Gaétan Barrette, lui, avait aussi été délégué aux basses œuvres ; un point de presse où il a laissé entendre que l’Unité permanente anticorruption devrait s’intéresser à l’emprunt contracté par le député caquiste Éric Caire ! Le caquiste de La Peltrie avait pourtant eu l’absolution de la commissaire à l’éthique de l’Assemblée nationale.

En 2014, la campagne péquiste n’était pas exempte de ces interventions ; Bernard Drainville et Jean-François Lisée avaient été conscrits en renfort de la campagne de Pauline Marois. Mais, se souvient un stratège libéral, ces interventions étaient au moins en surface organisées pour appuyer un engagement. On tirait sur les promesses des adversaires, jamais sur les individus.

Durant la campagne en cours, l’apparition de ces escouades de « justiciers » improvisés n’est pas l’apanage des libéraux. Lors de la journée de congé de François Legault, samedi dernier, Ian Lafrenière et Geneviève Guilbault ont été envoyés au front. Le premier s’est empêtré dans les nuances quant à l’intervention du politique auprès de la police. La seconde, avec un plan d’attaque plus précis, a exigé des comptes de l’administration de Gertrude Bourdon, candidate-vedette des libéraux. Sous sa gestion, le Centre hospitalier universitaire de Québec (CHUQ) avait scindé des contrats pour qu’ils passent sous le radar du Conseil du trésor, afin de signer des ententes sans appel d’offres.

Depuis le début de la campagne, Philippe Couillard se défend d’être derrière des interventions parfois acrimonieuses de ses troupes. En fait, les commandes viennent du « war room », le chef libéral n’est pas pour autant informé du détail des interventions de ces guerriers d’élite. 

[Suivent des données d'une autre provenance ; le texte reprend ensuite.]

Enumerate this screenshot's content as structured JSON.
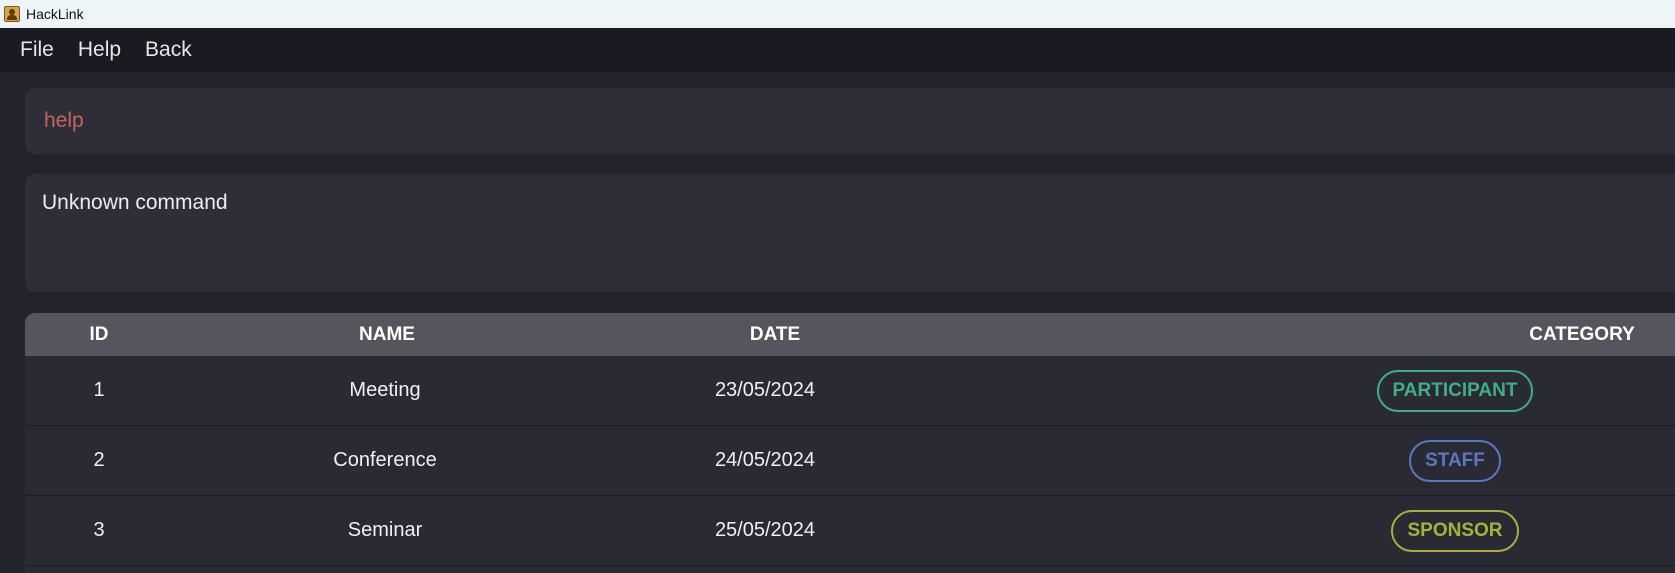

Les choses dérapent parfois : l’intervention de Marwah Rizqy et de Christine St-Pierre au début de la campagne en est l’illustration. Les deux protagonistes avaient des « lignes » bien précises à faire passer : François Legault était « sexiste » parce qu’il avait cautionné la diffusion des textos de la candidate libérale Gertrude Bourdon.

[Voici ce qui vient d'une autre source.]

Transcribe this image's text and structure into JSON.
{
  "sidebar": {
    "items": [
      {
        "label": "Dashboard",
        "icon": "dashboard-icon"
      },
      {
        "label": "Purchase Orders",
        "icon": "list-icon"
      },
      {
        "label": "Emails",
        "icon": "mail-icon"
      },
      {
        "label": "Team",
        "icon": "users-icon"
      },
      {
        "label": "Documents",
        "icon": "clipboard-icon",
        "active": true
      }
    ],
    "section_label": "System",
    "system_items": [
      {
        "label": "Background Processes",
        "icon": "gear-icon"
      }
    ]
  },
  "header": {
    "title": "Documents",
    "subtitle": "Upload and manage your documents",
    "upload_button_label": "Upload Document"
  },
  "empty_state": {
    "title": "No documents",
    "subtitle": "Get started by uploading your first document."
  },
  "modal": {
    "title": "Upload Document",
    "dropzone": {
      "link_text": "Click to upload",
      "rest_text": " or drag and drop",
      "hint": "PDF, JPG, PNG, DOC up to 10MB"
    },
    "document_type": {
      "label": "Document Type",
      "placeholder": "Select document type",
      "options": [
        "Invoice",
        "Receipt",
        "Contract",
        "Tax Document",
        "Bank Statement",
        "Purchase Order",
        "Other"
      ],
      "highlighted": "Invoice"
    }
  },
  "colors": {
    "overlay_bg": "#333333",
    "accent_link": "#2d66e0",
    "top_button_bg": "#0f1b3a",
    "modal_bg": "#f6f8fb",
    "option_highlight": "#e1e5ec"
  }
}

Mais la candidate Rizqy s’est lancée dans une série d’attaques tous azimuts contre « toute la dynamique que M. Legault entretient avec les femmes ». Legault avait ordonné à sa femme de se taire en 2014, il avait parlé de « la femme de l’autre » pour identifier Julie Snyder, alors conjointe de Pierre Karl Péladeau. L’apothéose ? Legault était sexiste parce qu’il s’opposait à la mairesse de Montréal Valérie Plante et à sa ligne « rose » ! Cette intervention a été, partout, tournée en ridicule.